Speaker: Bernat Gabor likes to focus on data ingestion pipelines (transformation and quality control).
Let's talk about tox, a testing tools used even by py.test itself.
A regular Python app or library usually has
- business logic
- tests (unit and integration: pytest. nosetest, nose2, …)
- packaging parts (setuptoosl, flit, poetry, PEX, XAR)
- documentation (sphinx, mkdocs)
- type checks if you're fancy
- static code analysis and linters (pylint, flake8)
- support for mutliple Python versions
- support for multiple major dependency versions like Django if applicable
- a quick setup
And you want all of this working after every commit – but all tools have their own interface, so integrating is hard, and using them is hard for newcomers.
A good start is having documentation, like a CONTRIBUTING file. Usually things devolve into shell scripts and Makefiles, too, to ensure everything is run and tested. Then you add multiple environments, reporting (human and machine readable, please), parallelisations, and suddenly you find yourself far down the rabbithole. You spend a lot of time, you need to maintain the tool, it's probably never quite right, etc.
tox was started by pytest developers, who envisioned pytest to be the testing framework and tox being the test runner. tox works on the principle that you should be able to merge CI and local testing, replicating every CI issue locally.
tox is configured in the
tox.ini where you can define tools, and gives you
a central way to invoke them, and isolate them against each other and your
local environment. You can define step as mandatory and optional, and have
different phases of testing.
You can also use tox to run your actual publishing workflow. You can define separate environments for your testing parts (e.g. documentation needs a different Python version than tests).
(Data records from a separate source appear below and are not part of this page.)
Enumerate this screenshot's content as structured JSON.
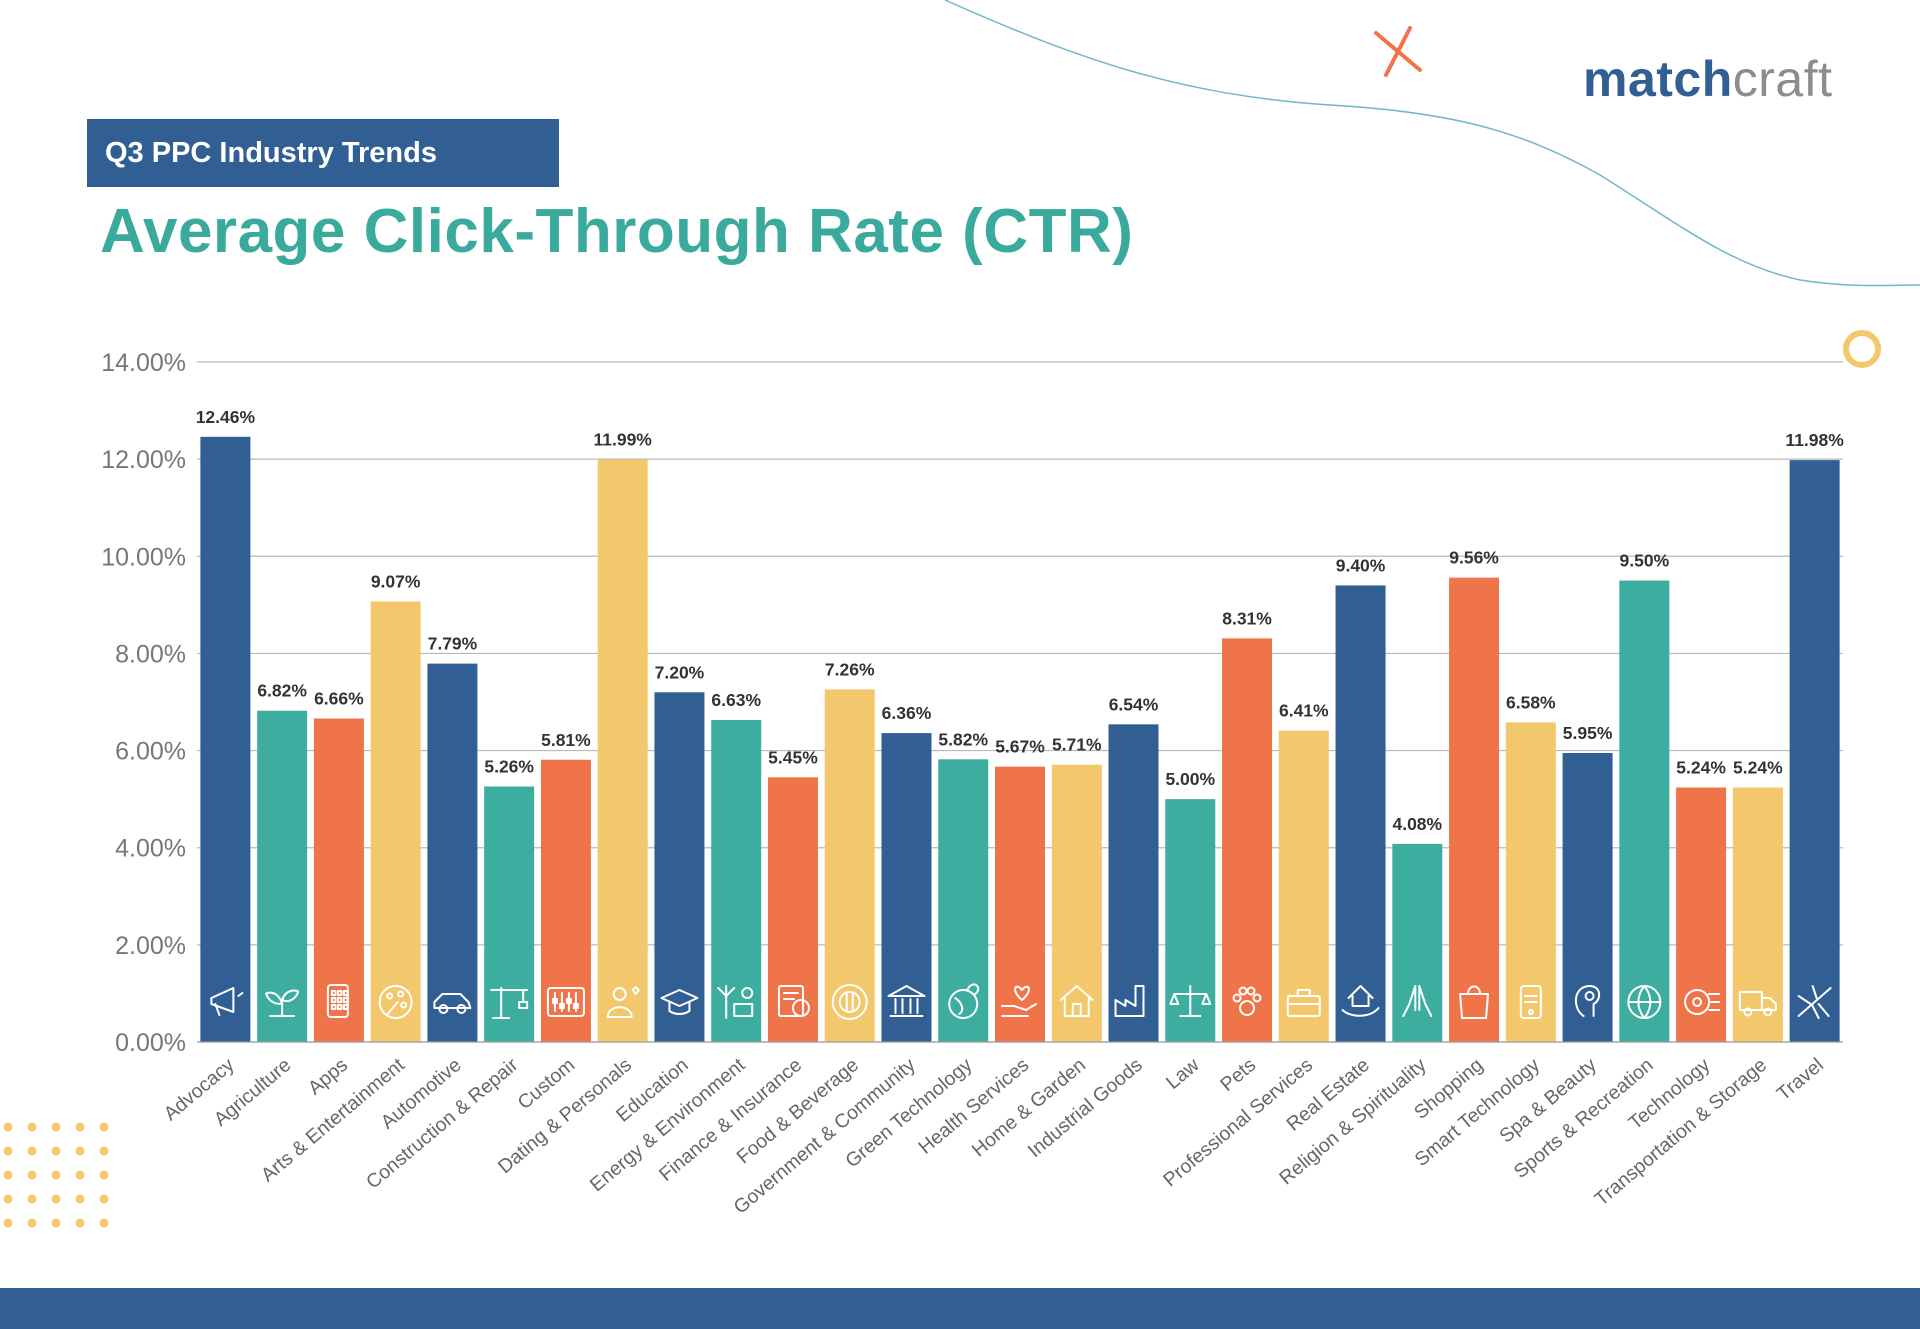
{
  "header": {
    "badge": "Q3 PPC Industry Trends",
    "title": "Average Click-Through Rate (CTR)",
    "logo_part1": "match",
    "logo_part2": "craft"
  },
  "colors": {
    "navy": "#315f94",
    "teal": "#3dada0",
    "orange": "#f0744a",
    "yellow": "#f3c76b"
  },
  "chart_data": {
    "type": "bar",
    "title": "Average Click-Through Rate (CTR)",
    "xlabel": "",
    "ylabel": "",
    "ylim": [
      0,
      14
    ],
    "yticks": [
      "0.00%",
      "2.00%",
      "4.00%",
      "6.00%",
      "8.00%",
      "10.00%",
      "12.00%",
      "14.00%"
    ],
    "grid": true,
    "categories": [
      "Advocacy",
      "Agriculture",
      "Apps",
      "Arts & Entertainment",
      "Automotive",
      "Construction & Repair",
      "Custom",
      "Dating & Personals",
      "Education",
      "Energy & Environment",
      "Finance & Insurance",
      "Food & Beverage",
      "Government & Community",
      "Green Technology",
      "Health Services",
      "Home & Garden",
      "Industrial Goods",
      "Law",
      "Pets",
      "Professional Services",
      "Real Estate",
      "Religion & Spirituality",
      "Shopping",
      "Smart Technology",
      "Spa & Beauty",
      "Sports & Recreation",
      "Technology",
      "Transportation & Storage",
      "Travel"
    ],
    "values": [
      12.46,
      6.82,
      6.66,
      9.07,
      7.79,
      5.26,
      5.81,
      11.99,
      7.2,
      6.63,
      5.45,
      7.26,
      6.36,
      5.82,
      5.67,
      5.71,
      6.54,
      5.0,
      8.31,
      6.41,
      9.4,
      4.08,
      9.56,
      6.58,
      5.95,
      9.5,
      5.24,
      5.24,
      11.98
    ],
    "labels": [
      "12.46%",
      "6.82%",
      "6.66%",
      "9.07%",
      "7.79%",
      "5.26%",
      "5.81%",
      "11.99%",
      "7.20%",
      "6.63%",
      "5.45%",
      "7.26%",
      "6.36%",
      "5.82%",
      "5.67%",
      "5.71%",
      "6.54%",
      "5.00%",
      "8.31%",
      "6.41%",
      "9.40%",
      "4.08%",
      "9.56%",
      "6.58%",
      "5.95%",
      "9.50%",
      "5.24%",
      "5.24%",
      "11.98%"
    ],
    "bar_colors": [
      "navy",
      "teal",
      "orange",
      "yellow",
      "navy",
      "teal",
      "orange",
      "yellow",
      "navy",
      "teal",
      "orange",
      "yellow",
      "navy",
      "teal",
      "orange",
      "yellow",
      "navy",
      "teal",
      "orange",
      "yellow",
      "navy",
      "teal",
      "orange",
      "yellow",
      "navy",
      "teal",
      "orange",
      "yellow",
      "navy"
    ],
    "icons": [
      "megaphone-icon",
      "sprout-icon",
      "phone-apps-icon",
      "palette-icon",
      "car-icon",
      "crane-icon",
      "sliders-icon",
      "heart-person-icon",
      "graduation-cap-icon",
      "solar-wind-icon",
      "finance-doc-icon",
      "plate-cutlery-icon",
      "government-building-icon",
      "green-globe-icon",
      "heart-hand-icon",
      "house-garden-icon",
      "factory-icon",
      "scales-icon",
      "paw-icon",
      "briefcase-icon",
      "house-hand-icon",
      "praying-hands-icon",
      "shopping-bag-icon",
      "smart-device-icon",
      "spa-face-icon",
      "ball-icon",
      "chip-icon",
      "truck-icon",
      "airplane-icon"
    ]
  }
}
Packaging tests are currently a bit iffy, because you still need to put build requirements into your tox.ini, which will be improved once PEP 517 and PEP 518 are implemented.
If you run tox, the environment is created on the first run, and then re-used. Python versions will be discovered in PATH. You can also define separate dependencies per target. After than, you can basically invoke a list of commands. The command runner will strip away most of your environment variables, and will stop on first failure, failing the whole target, and failing output is exposed to the user.
You can of course run only a single target, to shorten the runtime. Use
posargs to pass arguments to tools, and use
detox to run tests in
parallel (downside: no streamed output).
You can use factor expressions to list all combinations that should be tested. Of course, there is also a plugin system, if this doesn't quite meet your needs.
Caveat: You'll still need to update the dependencies in environments by force recreating after dependencies change.